In tale contesto e fatta tale premessa, rappresenta una fattispecie molto interessante, per i profili tributari del trust, la gestione di quote di partecipazioni societarie, cioè il caso in cui il patrimonio conferito è dato da quote di partecipazione.
Poniamo il caso in cui, il bene conferito in trust anziché essere, ad esempio, un patrimonio di natura immobiliare sia rappresentato da una partecipazione nel capitale di una società. Cosa succede in questo caso? Il trust diventa imprenditore?
La questione rileva in quanto, solitamente, il trust è fiscalmente assimilato ad un ente non commerciale, a meno che non svolga un’attività commerciale. Sotto questo aspetto, si deve tener presente che, secondo una prevalente giurisprudenza (1), da un certo punto di vista, “il semplice possesso di partecipazioni, anche di controllo, non è sufficiente a configurare un’attività economica del soggetto che detiene tali partecipazioni, quando tale possesso dà luogo soltanto all’esercizio dei diritti connessi alla qualità di azionista o socio nonché, eventualmente, alla percezione dei dividendi, semplici frutti della proprietà di un bene”; da un altro punto di vista, invece, “un soggetto che, titolare di partecipazioni di controllo in una società, eserciti effettivamente tale controllo partecipando direttamente o indirettamente alla gestione di essa, deve essere considerato partecipe dell’attività economica svolta dall’impresa controllata”, e, quindi deve essere considerato, a tale titolo, un’impresa ai sensi dell’art. 87, n. 1, CE (Corte di Giustizia, sentenza C-222/04 del 10 gennaio 2006, punti 111-113)”. Pertanto, “anche la detenzione di partecipazioni, 1. Corte di Cassazione n. 1576/2009. quando si traduce in un vero e proprio controllo, dà luogo ad esercizio di impresa.

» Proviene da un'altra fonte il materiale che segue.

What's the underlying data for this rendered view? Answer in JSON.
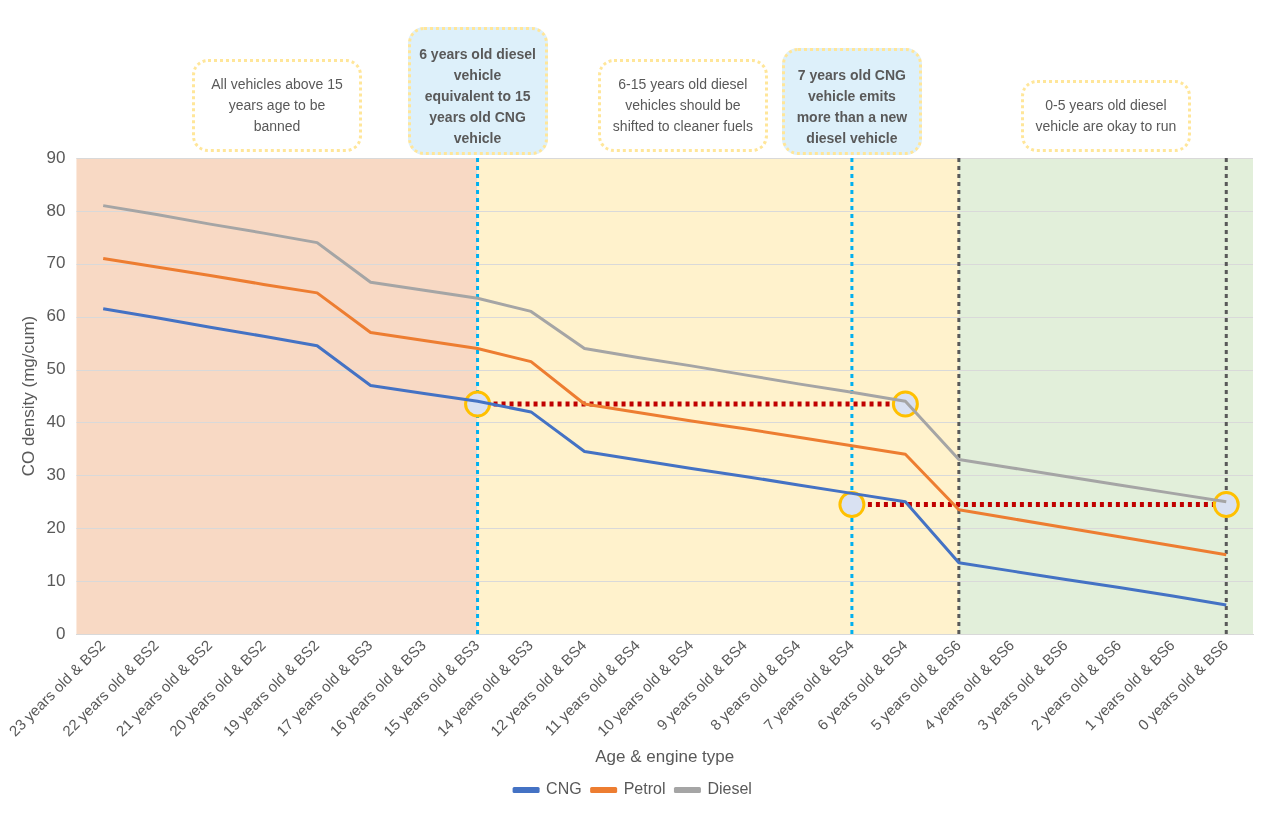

Quindi la detenzione del capitale di controllo di una società di capitali pone a carico del soggetto detentore una presunzione di esercizio di attività di direzione nei confronti della società partecipata anche nel caso in cui questo sia un trust, cioè un ente presuntivamente non commerciale. E non è importante, ai fini fiscali, l’eventuale assenza di un’apposita organizzazione in quanto “La nozione tributaristica dell’esercizio di imprese commerciali non coincide con quella civilistica, giacché il D.P.R. 22 dicembre 1986, n. 917, art. 51, intende come tale l’esercizio per professione abituale, ancorché non esclusiva, delle attività indicate dall’art. 2195 c.c., anche se non organizzate in forma di impresa, e prescinde quindi dal requisito organizzativo, che costituisce invece elemento qualificante e imprescindibile per la configurazione dell’impresa commerciale agli effetti civilistici, esigendo soltanto che l’attività svolta sia caratterizzata dalla professionalità abituale, ancorché non esclusiva”. In conclusione, un trust che eserciti in autonomia la direzione e coordinamento della società controllata potrebbe anche essere assimilato ad un ente commerciale, con i conseguenti adempimenti fiscali e anche di natura contabile.